Q&A: Corporate-responsibility expert Jonathan Wootliff

An expert on corporate responsibility and sustainability who has worked with Greenpeace and now acts as a senior advisor with Bite Global, Jonathan Wootliff says that Asian companies are behind the curve when it comes to embedding accountability into their cultures and genuinely engaging with stakeholders.

Jonathan Wootliff
Jonathan Wootliff

Wootliff specialises in helping multinational companies build productive relationships with non-governmental organisations. He developed his expertise in this area during his tenure as communications director for Amsterdam-based Greenpeace, where he oversaw outreach and communications across 35 countries.

He works extensively in Asia and has helped clients including BP, Coca-Cola, Colgate-Palmolive, Eastman Chemicals, General Motors, Goldman Sachs, Kraft Foods, Owens Corning, Procter & Gamble, Tata Group and Whirlpool.

Wootliff has worked with David Ketchum, Bite Global's president for Asia-Pacific, for 25 years across various companies and assignments. Their corporate responsibility and sustainability partnership dates back to May, 2012. Wootliff also has a number of direct clients he works with around the world. He also serves as a consultant to Reputation Partners in the US.

Wootliff encourages corporations to go out and meet with NGOs. He also works with companies to match their values against the demands of their civil society “watchdogs” in order to minimise confrontation and find common ground. 

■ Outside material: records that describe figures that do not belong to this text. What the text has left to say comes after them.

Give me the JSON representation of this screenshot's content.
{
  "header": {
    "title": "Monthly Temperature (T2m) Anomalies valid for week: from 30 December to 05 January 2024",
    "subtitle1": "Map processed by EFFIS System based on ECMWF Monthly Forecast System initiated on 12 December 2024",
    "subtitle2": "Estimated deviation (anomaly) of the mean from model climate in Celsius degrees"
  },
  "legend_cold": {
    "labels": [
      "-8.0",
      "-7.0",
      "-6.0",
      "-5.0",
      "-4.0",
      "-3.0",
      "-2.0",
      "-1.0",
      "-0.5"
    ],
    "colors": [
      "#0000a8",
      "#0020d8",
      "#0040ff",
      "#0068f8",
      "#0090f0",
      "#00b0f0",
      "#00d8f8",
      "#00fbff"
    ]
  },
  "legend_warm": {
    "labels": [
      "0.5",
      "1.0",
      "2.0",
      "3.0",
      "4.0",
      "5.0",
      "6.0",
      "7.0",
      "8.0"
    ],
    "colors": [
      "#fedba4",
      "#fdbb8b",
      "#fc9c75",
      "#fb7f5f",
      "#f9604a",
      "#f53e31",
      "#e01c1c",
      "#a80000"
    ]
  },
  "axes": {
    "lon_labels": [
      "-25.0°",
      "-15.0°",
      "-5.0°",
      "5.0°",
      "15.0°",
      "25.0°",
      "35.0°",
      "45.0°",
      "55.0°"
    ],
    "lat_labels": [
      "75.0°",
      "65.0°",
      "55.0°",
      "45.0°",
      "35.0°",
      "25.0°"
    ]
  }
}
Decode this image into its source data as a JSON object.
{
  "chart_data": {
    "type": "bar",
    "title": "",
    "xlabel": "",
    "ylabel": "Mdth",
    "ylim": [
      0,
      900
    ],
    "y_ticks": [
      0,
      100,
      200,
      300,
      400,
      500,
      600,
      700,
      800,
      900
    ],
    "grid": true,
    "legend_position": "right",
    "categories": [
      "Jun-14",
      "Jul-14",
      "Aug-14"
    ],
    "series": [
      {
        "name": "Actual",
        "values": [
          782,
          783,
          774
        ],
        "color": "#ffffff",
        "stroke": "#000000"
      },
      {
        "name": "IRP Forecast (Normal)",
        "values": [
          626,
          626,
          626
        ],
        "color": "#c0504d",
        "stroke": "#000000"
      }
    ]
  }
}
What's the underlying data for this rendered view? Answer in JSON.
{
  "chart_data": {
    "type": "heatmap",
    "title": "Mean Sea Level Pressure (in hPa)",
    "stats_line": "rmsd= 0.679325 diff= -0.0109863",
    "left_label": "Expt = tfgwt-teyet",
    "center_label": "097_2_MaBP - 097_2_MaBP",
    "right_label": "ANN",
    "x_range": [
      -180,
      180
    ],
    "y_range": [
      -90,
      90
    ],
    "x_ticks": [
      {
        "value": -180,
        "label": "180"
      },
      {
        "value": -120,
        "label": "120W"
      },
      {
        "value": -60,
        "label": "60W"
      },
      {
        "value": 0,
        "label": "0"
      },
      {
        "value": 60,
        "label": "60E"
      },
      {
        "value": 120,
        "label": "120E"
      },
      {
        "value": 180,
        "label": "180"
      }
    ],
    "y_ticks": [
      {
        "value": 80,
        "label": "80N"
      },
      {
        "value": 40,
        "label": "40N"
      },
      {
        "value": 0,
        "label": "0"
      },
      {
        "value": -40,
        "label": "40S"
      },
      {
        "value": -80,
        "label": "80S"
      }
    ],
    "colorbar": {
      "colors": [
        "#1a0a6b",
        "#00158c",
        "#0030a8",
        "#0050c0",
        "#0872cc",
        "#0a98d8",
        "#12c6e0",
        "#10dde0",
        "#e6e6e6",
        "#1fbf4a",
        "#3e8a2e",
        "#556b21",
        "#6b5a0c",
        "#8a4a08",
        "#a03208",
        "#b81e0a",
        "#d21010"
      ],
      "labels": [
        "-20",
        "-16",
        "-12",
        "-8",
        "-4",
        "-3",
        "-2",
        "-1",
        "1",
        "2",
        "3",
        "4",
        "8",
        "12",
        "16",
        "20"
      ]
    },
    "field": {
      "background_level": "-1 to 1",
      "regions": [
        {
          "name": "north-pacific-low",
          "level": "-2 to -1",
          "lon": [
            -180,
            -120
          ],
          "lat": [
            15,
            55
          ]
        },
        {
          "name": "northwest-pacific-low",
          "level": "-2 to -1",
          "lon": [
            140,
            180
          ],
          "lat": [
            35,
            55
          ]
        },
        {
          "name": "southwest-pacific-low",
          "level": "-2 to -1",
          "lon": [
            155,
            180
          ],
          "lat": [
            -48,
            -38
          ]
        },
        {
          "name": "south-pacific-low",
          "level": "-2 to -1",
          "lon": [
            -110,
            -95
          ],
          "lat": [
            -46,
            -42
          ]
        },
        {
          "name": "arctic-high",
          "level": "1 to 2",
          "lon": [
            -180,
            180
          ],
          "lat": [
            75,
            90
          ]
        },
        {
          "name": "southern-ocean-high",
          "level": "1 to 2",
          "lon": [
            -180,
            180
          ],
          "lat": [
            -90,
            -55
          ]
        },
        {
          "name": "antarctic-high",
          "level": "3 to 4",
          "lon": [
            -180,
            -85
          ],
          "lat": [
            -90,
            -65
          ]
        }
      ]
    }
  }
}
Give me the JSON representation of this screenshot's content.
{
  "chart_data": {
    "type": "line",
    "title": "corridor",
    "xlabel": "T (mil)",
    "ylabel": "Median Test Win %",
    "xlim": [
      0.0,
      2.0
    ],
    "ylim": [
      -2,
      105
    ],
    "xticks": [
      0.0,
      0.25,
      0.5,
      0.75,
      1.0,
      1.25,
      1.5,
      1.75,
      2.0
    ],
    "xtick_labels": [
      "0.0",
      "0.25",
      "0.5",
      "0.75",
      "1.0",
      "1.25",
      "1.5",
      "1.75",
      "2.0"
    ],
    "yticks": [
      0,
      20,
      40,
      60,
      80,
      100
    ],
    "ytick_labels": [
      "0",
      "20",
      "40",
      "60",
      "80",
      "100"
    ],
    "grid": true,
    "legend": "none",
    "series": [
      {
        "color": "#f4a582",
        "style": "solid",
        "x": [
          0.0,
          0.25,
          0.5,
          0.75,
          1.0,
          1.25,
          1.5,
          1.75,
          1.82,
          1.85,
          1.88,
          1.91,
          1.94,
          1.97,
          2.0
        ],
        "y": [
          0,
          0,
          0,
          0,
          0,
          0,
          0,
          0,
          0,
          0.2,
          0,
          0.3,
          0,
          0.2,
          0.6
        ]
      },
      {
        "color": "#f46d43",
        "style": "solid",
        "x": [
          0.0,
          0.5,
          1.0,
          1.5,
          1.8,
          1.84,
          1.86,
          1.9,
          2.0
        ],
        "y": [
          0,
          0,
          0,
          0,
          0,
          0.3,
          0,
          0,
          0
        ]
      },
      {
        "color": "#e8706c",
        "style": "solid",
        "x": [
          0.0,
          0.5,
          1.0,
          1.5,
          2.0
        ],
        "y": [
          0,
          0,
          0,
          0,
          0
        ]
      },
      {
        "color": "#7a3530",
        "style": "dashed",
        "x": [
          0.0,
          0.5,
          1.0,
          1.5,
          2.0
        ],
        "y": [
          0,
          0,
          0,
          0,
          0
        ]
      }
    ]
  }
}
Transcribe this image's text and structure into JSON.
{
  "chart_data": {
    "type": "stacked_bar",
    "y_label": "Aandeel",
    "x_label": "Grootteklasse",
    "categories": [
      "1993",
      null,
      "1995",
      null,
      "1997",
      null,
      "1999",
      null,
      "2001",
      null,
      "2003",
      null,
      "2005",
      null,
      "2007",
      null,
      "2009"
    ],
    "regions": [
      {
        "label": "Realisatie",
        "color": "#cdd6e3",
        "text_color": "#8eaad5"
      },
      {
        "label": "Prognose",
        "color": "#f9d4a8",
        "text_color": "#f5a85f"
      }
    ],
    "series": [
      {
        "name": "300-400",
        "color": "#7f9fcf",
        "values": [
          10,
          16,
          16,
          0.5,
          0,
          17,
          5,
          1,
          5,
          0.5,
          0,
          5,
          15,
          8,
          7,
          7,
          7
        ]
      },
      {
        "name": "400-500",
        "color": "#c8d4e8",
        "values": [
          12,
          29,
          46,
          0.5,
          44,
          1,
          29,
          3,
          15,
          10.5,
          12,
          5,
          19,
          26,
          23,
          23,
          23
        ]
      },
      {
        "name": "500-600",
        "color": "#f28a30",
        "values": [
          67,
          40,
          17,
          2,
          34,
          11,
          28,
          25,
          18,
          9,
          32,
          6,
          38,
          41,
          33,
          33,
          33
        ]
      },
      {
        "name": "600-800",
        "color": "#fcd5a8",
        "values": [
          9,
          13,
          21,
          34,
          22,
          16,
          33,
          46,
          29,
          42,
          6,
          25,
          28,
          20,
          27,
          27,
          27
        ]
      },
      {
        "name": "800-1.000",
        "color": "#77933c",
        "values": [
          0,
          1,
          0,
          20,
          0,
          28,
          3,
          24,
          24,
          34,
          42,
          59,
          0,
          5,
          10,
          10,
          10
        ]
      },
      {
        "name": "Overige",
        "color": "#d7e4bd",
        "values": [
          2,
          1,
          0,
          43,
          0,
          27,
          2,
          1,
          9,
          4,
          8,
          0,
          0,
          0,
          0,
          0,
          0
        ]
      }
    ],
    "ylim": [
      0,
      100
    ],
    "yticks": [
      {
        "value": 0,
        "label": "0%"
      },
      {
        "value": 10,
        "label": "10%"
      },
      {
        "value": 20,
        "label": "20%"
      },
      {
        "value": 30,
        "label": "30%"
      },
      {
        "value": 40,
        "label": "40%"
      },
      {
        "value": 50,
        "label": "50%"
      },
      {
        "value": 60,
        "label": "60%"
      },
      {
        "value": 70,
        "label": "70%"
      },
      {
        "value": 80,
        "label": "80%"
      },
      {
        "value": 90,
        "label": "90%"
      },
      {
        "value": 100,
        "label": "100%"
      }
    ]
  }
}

Wootliff sat down with Campaign Asia-Pacific to discuss the level of sophistication that companies in Asia have toward corporate social responsibility (CSR ) and steps they can take to improve their performance.   

Q: What do companies misunderstand about corporate accountability and CSR?

A: It is not about doing the right thing. It is about your business. You need happy stakeholders if you want a successful business. Corporate hygiene is the word.

Companies need to change their mindsets. What’s the point of making luxury bags using child labour that nobody buys? Corporate accountability has to be embodied in the culture of a company. There is a massive demand for it.

Q: How are companies in Asia doing?

A: Asia is a little behind in this area, but it is known for playing catch-up fast, and it is now waking up. For example, Singapore’s stock exchange has rolled out a guideline for companies to implement sustainability reports.

People are now more educated and more concerned about what is behind a company. Reputation is related to the behaviour of a company. Why plan how to deal with a crisis if you can avoid the crisis beforehand? It is about accountability to stakeholders, who are more interested in the company and its personality, like whether it is good to its employees. 

Companies now have to look at three Ps, which are people, planet and profit. They have always been looking at profit. But now the reputation of a company has become very important, as people can now see the reputation of a company on the internet easily.

Q: What should companies do if they want to improve their CSR standing?

A: The first thing companies need to do is to listen. Just listen. Who is saying what? Only then can you jump into conversations and interact with the stakeholders. Communication is multi-way. Get involved and walk the talk.

Companies should know who their watchdogs are—NGOs and regulators. Know the stakeholder mapping. Track them and see what they say about you, so that you know what to be aware of.

Then you have to look at your sustainability reporting [the three Ps mentioned above] and your engagement with stakeholders. Make meaningful partnerships with groups, get input internally and from expert bodies and get your employees, family and local community involved.

When you can’t control what other people say about you on social media, you have to behave yourself. As everyone is on digital, a lot of corporate accountability works are done on digital platforms as well.